Complementary Sections

Criteria and Validation

To exactly know which images are better, we make a list of criteria that we supply to the judge that uses it to determine which images are better. The list is the following:

Criteria

Priority	Instruction
1	Exactly one glass
2	Picture from the side
3	Wine glass has proper stem and the bowl is completely visible
4	The glass is full
5	The liquid inside is wine

Priority determines how important each instruction is. An image which has more top-priority instructions satisfied wins. For example, if two images satisfy instructions 1, 2, 3 and 1, 2, 4, 5 respectively, the first one would win because both of them satisfy 1, 2, but the second one doesn't satisfy 3. We composed this list empirically based on what was mostly wrong with the Stable Diffusion generations before fine-tuning. The fullness of the glass is only on the fourth position because we noticed that the images generated by vanilla Stable Diffusion tend to be deformed and not follow the first 3 seemingly obvious criteria. To better instruct the judge on the criteria, we additionally generate 7 pairs of validation samples.

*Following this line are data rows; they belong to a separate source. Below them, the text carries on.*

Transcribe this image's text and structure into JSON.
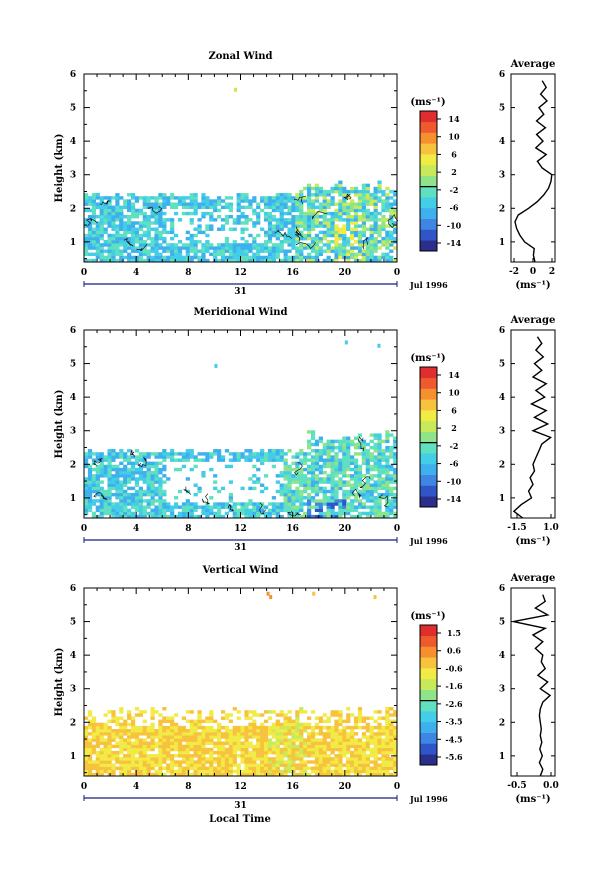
{
  "figure": {
    "panels": [
      {
        "id": "zonal",
        "title": "Zonal Wind",
        "avg_title": "Average",
        "units": "(ms⁻¹)",
        "avg_xlabel": "(ms⁻¹)",
        "colorbar_ticks": [
          "14",
          "10",
          "6",
          "2",
          "-2",
          "-6",
          "-10",
          "-14"
        ],
        "avg_xticks": [
          "-2",
          "0",
          "2"
        ]
      },
      {
        "id": "meridional",
        "title": "Meridional Wind",
        "avg_title": "Average",
        "units": "(ms⁻¹)",
        "avg_xlabel": "(ms⁻¹)",
        "colorbar_ticks": [
          "14",
          "10",
          "6",
          "2",
          "-2",
          "-6",
          "-10",
          "-14"
        ],
        "avg_xticks": [
          "-1.5",
          "1.0"
        ]
      },
      {
        "id": "vertical",
        "title": "Vertical Wind",
        "avg_title": "Average",
        "units": "(ms⁻¹)",
        "avg_xlabel": "(ms⁻¹)",
        "colorbar_ticks": [
          "1.5",
          "0.6",
          "-0.6",
          "-1.6",
          "-2.6",
          "-3.5",
          "-4.5",
          "-5.6"
        ],
        "avg_xticks": [
          "-0.5",
          "0.0"
        ]
      }
    ],
    "ylabel": "Height (km)",
    "yticks": [
      "1",
      "2",
      "3",
      "4",
      "5",
      "6"
    ],
    "xticks": [
      "0",
      "4",
      "8",
      "12",
      "16",
      "20",
      "0"
    ],
    "day_label": "31",
    "date_label": "Jul 1996",
    "xlabel": "Local Time",
    "colormap": [
      "#2a2f8c",
      "#2f56c6",
      "#3f86e3",
      "#3fb0ee",
      "#43cde6",
      "#5fe0c0",
      "#8fe48a",
      "#c8ea5a",
      "#f2ea45",
      "#f7c23d",
      "#f6902f",
      "#ee5a2d",
      "#e02e2e"
    ]
  },
  "chart_data": [
    {
      "type": "heatmap",
      "title": "Zonal Wind",
      "xlabel": "",
      "ylabel": "Height (km)",
      "xlim": [
        0,
        24
      ],
      "ylim": [
        0.4,
        6
      ],
      "units": "(ms⁻¹)",
      "colorbar_range": [
        -14,
        14
      ],
      "profile": {
        "title": "Average",
        "xlabel": "(ms⁻¹)",
        "xlim": [
          -2.5,
          3.0
        ],
        "height": [
          0.4,
          0.6,
          0.8,
          1.0,
          1.2,
          1.4,
          1.6,
          1.8,
          2.0,
          2.2,
          2.4,
          2.6,
          2.8,
          3.0,
          3.2,
          3.4,
          3.6,
          3.8,
          4.0,
          4.2,
          4.4,
          4.6,
          4.8,
          5.0,
          5.2,
          5.4,
          5.6,
          5.8
        ],
        "value": [
          0.5,
          0.3,
          0.4,
          -0.8,
          -1.4,
          -1.8,
          -2.0,
          -1.6,
          -0.3,
          0.8,
          1.6,
          2.2,
          2.5,
          2.6,
          1.4,
          0.8,
          1.9,
          0.6,
          1.5,
          0.7,
          1.8,
          0.7,
          1.6,
          1.0,
          2.0,
          1.2,
          1.9,
          1.4
        ]
      }
    },
    {
      "type": "heatmap",
      "title": "Meridional Wind",
      "xlabel": "",
      "ylabel": "Height (km)",
      "xlim": [
        0,
        24
      ],
      "ylim": [
        0.4,
        6
      ],
      "units": "(ms⁻¹)",
      "colorbar_range": [
        -14,
        14
      ],
      "profile": {
        "title": "Average",
        "xlabel": "(ms⁻¹)",
        "xlim": [
          -1.8,
          1.2
        ],
        "height": [
          0.4,
          0.6,
          0.8,
          1.0,
          1.2,
          1.4,
          1.6,
          1.8,
          2.0,
          2.2,
          2.4,
          2.6,
          2.8,
          3.0,
          3.2,
          3.4,
          3.6,
          3.8,
          4.0,
          4.2,
          4.4,
          4.6,
          4.8,
          5.0,
          5.2,
          5.4,
          5.6,
          5.8
        ],
        "value": [
          -1.0,
          -1.6,
          -1.1,
          -0.4,
          -0.6,
          -0.3,
          -0.5,
          -0.2,
          -0.3,
          -0.1,
          0.1,
          0.3,
          0.9,
          -0.3,
          0.7,
          -0.2,
          0.6,
          -0.4,
          0.5,
          -0.1,
          0.6,
          -0.3,
          0.3,
          -0.2,
          0.4,
          -0.1,
          0.3,
          0.0
        ]
      }
    },
    {
      "type": "heatmap",
      "title": "Vertical Wind",
      "xlabel": "Local Time",
      "ylabel": "Height (km)",
      "xlim": [
        0,
        24
      ],
      "ylim": [
        0.4,
        6
      ],
      "units": "(ms⁻¹)",
      "colorbar_range": [
        -5.6,
        1.5
      ],
      "profile": {
        "title": "Average",
        "xlabel": "(ms⁻¹)",
        "xlim": [
          -0.6,
          0.3
        ],
        "height": [
          0.4,
          0.6,
          0.8,
          1.0,
          1.2,
          1.4,
          1.6,
          1.8,
          2.0,
          2.2,
          2.4,
          2.6,
          2.8,
          3.0,
          3.2,
          3.4,
          3.6,
          3.8,
          4.0,
          4.2,
          4.4,
          4.6,
          4.8,
          5.0,
          5.2,
          5.4,
          5.6,
          5.8
        ],
        "value": [
          0.0,
          0.05,
          -0.02,
          0.04,
          -0.01,
          0.03,
          0.0,
          0.02,
          0.0,
          -0.02,
          0.0,
          0.05,
          0.2,
          0.0,
          0.15,
          -0.05,
          0.1,
          0.02,
          0.05,
          -0.1,
          0.05,
          -0.15,
          0.1,
          -0.55,
          0.15,
          -0.1,
          0.1,
          0.05
        ]
      }
    }
  ]
}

GPT-4o cannot determine whether the glass is within the image

Consider this example:

There is a few-shot example showing that the glasses completely within the image should be preferred. Nevertheless, we found many examples similar to the one above where criterion #3 isn't evaluated correctly.

We claim that the problem is not in the complex criteria, but specifically in determining whether the glass is within the image. To prove that, we prompt GPT-4o with the image and ask whether the bowl is within the image, we get an incorrect response that the bowl is completely within the image. Thinking models like o4-mini-high and o3, however, answer the question correctly. We also note that the claim that both of the glasses are full is not correct.

No Criteria Runs

We find the criteria to be a crucial part of our approach, as otherwise the judge might be inconsistent. We ran an experiment where we completely omitted the criteria and only asked which image better aligns with the prompt. The models collapsed in both cases, no matter the judge.

DDPO

The model generated completely full wine glasses, but the liquid inside looked more like beer. It seems easier to make models generate glasses filled to the brim with beer than with wine [5].